Monday, August 11, 2008

Statistics Question:

Quick question: Does anyone out there know how you should interpret results from an independent t-test if your sample sizes are unequal? Specifically, I am showing significant differences at Time 1 (subsequent to any treatment) with regards to a sample of completers compared to noncompleters. 20 people completed the treatment, while only 8 dropped out. Should I take the significant differences between these groups seriously, or does the fact that the non-completers group only consisted of 8 subjects undermine the strength of this finding?
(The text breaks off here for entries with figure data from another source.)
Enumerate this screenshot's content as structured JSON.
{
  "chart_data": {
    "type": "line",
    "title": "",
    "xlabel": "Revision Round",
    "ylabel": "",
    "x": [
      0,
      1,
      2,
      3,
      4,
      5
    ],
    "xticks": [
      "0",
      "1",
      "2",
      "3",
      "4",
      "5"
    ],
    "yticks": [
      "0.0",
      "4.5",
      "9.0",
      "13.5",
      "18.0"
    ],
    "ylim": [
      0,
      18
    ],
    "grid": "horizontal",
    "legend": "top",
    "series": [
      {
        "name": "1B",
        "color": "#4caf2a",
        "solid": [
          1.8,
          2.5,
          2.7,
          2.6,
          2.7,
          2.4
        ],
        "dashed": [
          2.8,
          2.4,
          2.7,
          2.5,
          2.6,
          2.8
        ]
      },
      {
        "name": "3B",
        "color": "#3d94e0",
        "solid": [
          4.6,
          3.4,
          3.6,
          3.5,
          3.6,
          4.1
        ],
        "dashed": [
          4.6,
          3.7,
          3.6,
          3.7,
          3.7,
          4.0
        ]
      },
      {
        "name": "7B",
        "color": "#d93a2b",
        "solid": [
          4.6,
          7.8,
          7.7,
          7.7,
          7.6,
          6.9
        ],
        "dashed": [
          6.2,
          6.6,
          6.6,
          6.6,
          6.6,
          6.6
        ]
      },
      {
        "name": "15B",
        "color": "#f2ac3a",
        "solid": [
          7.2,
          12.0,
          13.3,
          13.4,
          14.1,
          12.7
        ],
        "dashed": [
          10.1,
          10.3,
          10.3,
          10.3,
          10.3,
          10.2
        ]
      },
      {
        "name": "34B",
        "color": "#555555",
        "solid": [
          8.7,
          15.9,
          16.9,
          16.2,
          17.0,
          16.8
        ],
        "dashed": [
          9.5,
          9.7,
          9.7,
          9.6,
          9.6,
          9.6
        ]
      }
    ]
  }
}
I am clearly hoping that I DO NOT have significant differences between completers and non-completers at Time 1, although if there are, I will need to include this in my discussion and perhaps account for any discrepancies in later analysis. Any thoughts on this will be greatly appreciated!

2 comments:

Anonymous said...

Hm. The samples are small, but there's not much you can do about that. What you should consider is not the difference in sample sizes, but the possible differences in variances between the two samples. Depending on the equality of these variances, you'll be using different degrees of freedom: pooled for equal and satterthwaite for unequal. I'm not sure what stats package you're using, but if it's SAS, proc ttest will automatically test for equality of variances and then give you the pooled and satterthwaite stats. Jen says if you're using SPSS, you can request Levene's test for equality of variances, and if significant, the look to the part of the ttest output table that says "assuming unequal variances".

D.R. D.I.Y. said...

Ooh Simon, this is very helpful! I was using the Levine's test statistic for samples with unequal variances, but wasn't sure if that was right. The SPSS lingo is a little bit different from what I'm familiar with (we were trained on SAS), so I wasn't sure if I was conceptualizing that correctly, but from what Jen is saying it sounds like that's the way to go. Thank you both for your thoughts!